Thursday 11 October 2007

Berkeley University lectures now on YouTube

Berkeley University, USA, has posted hundreds of hours of lectures on the internet, which means this previously inaccessible and highly valued content is now available globally, for free.

The ability of the internet to host content is, of course, now well established, so what does this mean for education from here on ?

The emphasis in learning has to change. Educational content now has to be a given, already provided, available when you want, where you want, how you want. As time passes, the body of content will build, mature and condense into a core of high value material.

What remains is how students are helped through educational content they find difficult to understand, and how their capabilities are assessed.

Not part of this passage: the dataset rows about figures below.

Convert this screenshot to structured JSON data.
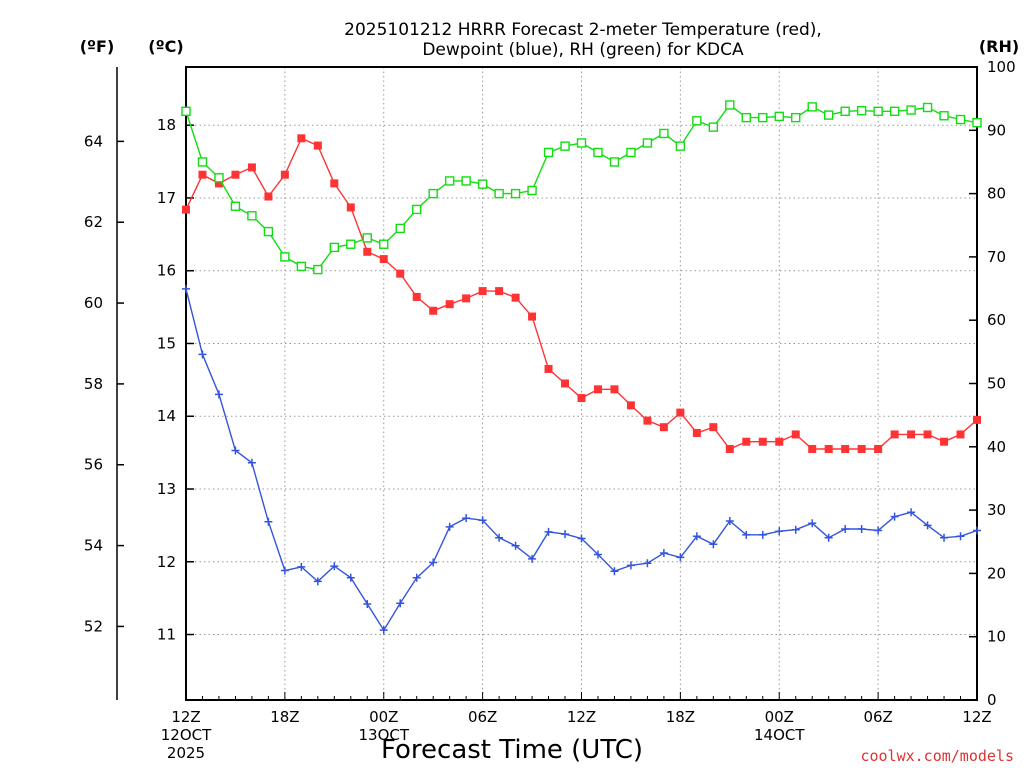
{
  "chart_data": {
    "type": "line",
    "title": "2025101212 HRRR Forecast 2-meter Temperature (red),\nDewpoint (blue), RH (green) for KDCA",
    "xlabel": "Forecast Time (UTC)",
    "units": {
      "fahrenheit": "(ºF)",
      "celsius": "(ºC)",
      "rh": "(RH)"
    },
    "x_ticks": [
      {
        "hour": 0,
        "lines": [
          "12Z",
          "12OCT",
          "2025"
        ]
      },
      {
        "hour": 6,
        "lines": [
          "18Z"
        ]
      },
      {
        "hour": 12,
        "lines": [
          "00Z",
          "13OCT"
        ]
      },
      {
        "hour": 18,
        "lines": [
          "06Z"
        ]
      },
      {
        "hour": 24,
        "lines": [
          "12Z"
        ]
      },
      {
        "hour": 30,
        "lines": [
          "18Z"
        ]
      },
      {
        "hour": 36,
        "lines": [
          "00Z",
          "14OCT"
        ]
      },
      {
        "hour": 42,
        "lines": [
          "06Z"
        ]
      },
      {
        "hour": 48,
        "lines": [
          "12Z"
        ]
      }
    ],
    "xlim": [
      0,
      48
    ],
    "celsius_axis": {
      "ylim": [
        10.1,
        18.8
      ],
      "ticks": [
        11,
        12,
        13,
        14,
        15,
        16,
        17,
        18
      ]
    },
    "fahrenheit_axis": {
      "ylim": [
        50.18,
        65.84
      ],
      "ticks": [
        52,
        54,
        56,
        58,
        60,
        62,
        64
      ]
    },
    "rh_axis": {
      "ylim": [
        0,
        100
      ],
      "ticks": [
        0,
        10,
        20,
        30,
        40,
        50,
        60,
        70,
        80,
        90,
        100
      ]
    },
    "grid": true,
    "series": [
      {
        "name": "Temperature",
        "axis": "celsius",
        "color": "#ff3333",
        "marker": "filled-square",
        "values": [
          16.84,
          17.32,
          17.2,
          17.32,
          17.42,
          17.02,
          17.32,
          17.82,
          17.72,
          17.2,
          16.87,
          16.26,
          16.16,
          15.96,
          15.64,
          15.45,
          15.54,
          15.62,
          15.72,
          15.72,
          15.63,
          15.37,
          14.65,
          14.45,
          14.25,
          14.37,
          14.37,
          14.15,
          13.94,
          13.85,
          14.05,
          13.77,
          13.85,
          13.55,
          13.65,
          13.65,
          13.65,
          13.75,
          13.55,
          13.55,
          13.55,
          13.55,
          13.55,
          13.75,
          13.75,
          13.75,
          13.65,
          13.75,
          13.95
        ]
      },
      {
        "name": "Dewpoint",
        "axis": "celsius",
        "color": "#3355dd",
        "marker": "plus",
        "values": [
          15.75,
          14.85,
          14.3,
          13.53,
          13.36,
          12.55,
          11.88,
          11.93,
          11.73,
          11.94,
          11.78,
          11.42,
          11.06,
          11.43,
          11.78,
          11.99,
          12.48,
          12.6,
          12.57,
          12.33,
          12.22,
          12.04,
          12.41,
          12.38,
          12.32,
          12.1,
          11.87,
          11.95,
          11.98,
          12.12,
          12.06,
          12.35,
          12.24,
          12.56,
          12.37,
          12.37,
          12.42,
          12.44,
          12.53,
          12.33,
          12.45,
          12.45,
          12.43,
          12.62,
          12.68,
          12.5,
          12.33,
          12.35,
          12.43
        ]
      },
      {
        "name": "RH",
        "axis": "rh",
        "color": "#11dd11",
        "marker": "open-square",
        "values": [
          93,
          85,
          82.5,
          78,
          76.5,
          74,
          70,
          68.5,
          68,
          71.5,
          72,
          73,
          72,
          74.5,
          77.5,
          80,
          82,
          82,
          81.5,
          80,
          80,
          80.5,
          86.5,
          87.5,
          88,
          86.5,
          85,
          86.5,
          88,
          89.5,
          87.5,
          91.5,
          90.5,
          94,
          92,
          92,
          92.2,
          92,
          93.7,
          92.4,
          93,
          93.1,
          93,
          93,
          93.2,
          93.6,
          92.3,
          91.7,
          91.2
        ]
      }
    ]
  },
  "credit": "coolwx.com/models"
}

The best teachers, the ones we always remember from our youth, are those who always had the knack, talent & charisma to convey content. With the emphasis away from content re-invention, this should free up teachers from content preparation and allow them to do what they do best, the teaching.

Using a reputation based model is now becoming more prevalent for such things as mass publication, or spamming as we have known it up until now. Why should not education also benefit from the reputation of the teacher or mentor ? Under a reputation based model, it is in the teacher's best interests to grade students accurately, so that their students can then be compared like for like against students of other teachers.

Is this the way forward for education ? More efficient, and reputation based ? How quickly can politicians understand the potential and harness the new landscape to build and deliver effective education systems ?

Clearly, Berkeley will be in the vanguard of such developments.

1 comment:

Stephen Orr said...

I agree the internet gives access to a growing body of top quality content.

Before it can be used in UK schools, the government must accept that they should not try and control 100% of the curriculum.